Slaughters’ head of dispute resolution and global investigations groups Deborah Finkler marshalled the German bank’s dealing with the City watchdog, the Financial Conduct Authority (FCA), with disputes partner Ewan Brown also playing a major role in orchestrating the settlement. A senior team in Manhattan at Paul, Weiss, Rifkind, Wharton & Garrison including partners Roberto Finzi and Andrew Finch handled the US end of the investigation, while Hengeler Mueller’s Sven Schneider handled the defence in Germany.
The bulk of the penalty will be split between US authorities, with $800m going to the Commodities Futures Trading Commission, $775m to the US Department of Justice and $600m going to the New York State Department of Financial Services.
The UK’s FCA took $340m, or £227m, of the penalty for manipulating interest rates.
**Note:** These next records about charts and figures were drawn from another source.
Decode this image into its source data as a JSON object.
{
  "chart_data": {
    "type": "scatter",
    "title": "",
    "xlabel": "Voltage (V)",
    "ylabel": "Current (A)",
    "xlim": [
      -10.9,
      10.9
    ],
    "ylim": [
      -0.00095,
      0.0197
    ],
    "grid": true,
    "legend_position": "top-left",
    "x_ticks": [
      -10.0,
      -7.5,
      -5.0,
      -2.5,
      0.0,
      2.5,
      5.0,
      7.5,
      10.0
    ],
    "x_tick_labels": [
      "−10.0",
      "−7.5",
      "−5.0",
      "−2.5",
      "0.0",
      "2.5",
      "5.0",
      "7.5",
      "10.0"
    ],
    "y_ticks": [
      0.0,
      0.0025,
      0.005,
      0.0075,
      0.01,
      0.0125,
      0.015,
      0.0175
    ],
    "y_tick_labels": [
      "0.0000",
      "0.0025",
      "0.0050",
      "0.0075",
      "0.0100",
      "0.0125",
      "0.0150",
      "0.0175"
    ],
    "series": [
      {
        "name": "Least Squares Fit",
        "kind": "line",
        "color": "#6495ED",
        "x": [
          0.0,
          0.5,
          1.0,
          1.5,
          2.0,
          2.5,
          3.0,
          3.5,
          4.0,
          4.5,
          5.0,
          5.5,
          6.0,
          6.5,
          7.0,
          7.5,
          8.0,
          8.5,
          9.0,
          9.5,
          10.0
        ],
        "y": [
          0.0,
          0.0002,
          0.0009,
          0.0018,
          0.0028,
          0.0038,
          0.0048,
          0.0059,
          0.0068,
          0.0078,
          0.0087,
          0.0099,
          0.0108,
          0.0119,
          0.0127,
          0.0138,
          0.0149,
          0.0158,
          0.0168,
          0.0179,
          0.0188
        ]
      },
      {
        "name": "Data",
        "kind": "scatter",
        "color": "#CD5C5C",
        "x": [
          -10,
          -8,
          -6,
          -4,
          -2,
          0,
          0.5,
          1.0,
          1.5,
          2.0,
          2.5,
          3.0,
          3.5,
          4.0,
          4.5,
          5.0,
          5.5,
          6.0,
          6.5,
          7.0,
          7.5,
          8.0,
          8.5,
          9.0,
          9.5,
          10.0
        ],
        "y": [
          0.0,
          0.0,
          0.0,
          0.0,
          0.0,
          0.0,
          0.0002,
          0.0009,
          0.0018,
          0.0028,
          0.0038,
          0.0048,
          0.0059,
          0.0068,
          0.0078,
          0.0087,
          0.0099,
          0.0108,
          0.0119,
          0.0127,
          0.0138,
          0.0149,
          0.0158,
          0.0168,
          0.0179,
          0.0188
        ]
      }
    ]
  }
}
The FCA found that the misconduct, which ranged from colluding with other panel banks that set Libor and Euribor to putting cash into the market to trick submissions at other banks, involved at least 29 Deutsche Bank staff across London, Frankfurt, Tokyo and New York. It has been a contributor bank for Libor fixes in ten currencies, including the US Dollar, Swiss Franc and Pound Sterling from at least 1998 to the present, that sets the lending rates for lending around the world, from mortgages to business lending.
The fine was levied because of what the FCA labelled a ‘deeply ingrained’ culture of ‘generating profits without proper regard to the integrity of the market’ and its attempt to mislead the regulators by giving the FCA misleading information about its ability to provide a report commissioned by the German regulator, BaFin, and providing false information about its systems and controls around Libor.
Georgina Philippou, the FCA’s acting director of enforcement and market oversight, said: ‘This case stands out for the seriousness and duration of the breaches by Deutsche Bank – something reflected in the size of today’s fine. Deutsche Bank’s failings were compounded by them repeatedly misleading us. The bank took far too long to produce vital documents and it moved far too slowly to fix relevant systems and controls.’
Jürgen Fitschen and Anshu Jain, Deutsche Bank co-chief executives, said: ‘We deeply regret this matter but are pleased to have resolved it. The Bank accepts the findings of the regulators. We have disciplined or dismissed individuals involved in the trader misconduct; have substantially strengthened our control teams, procedures and record-keeping; and are conducting a thorough review of the Bank’s actions in addressing this matter.’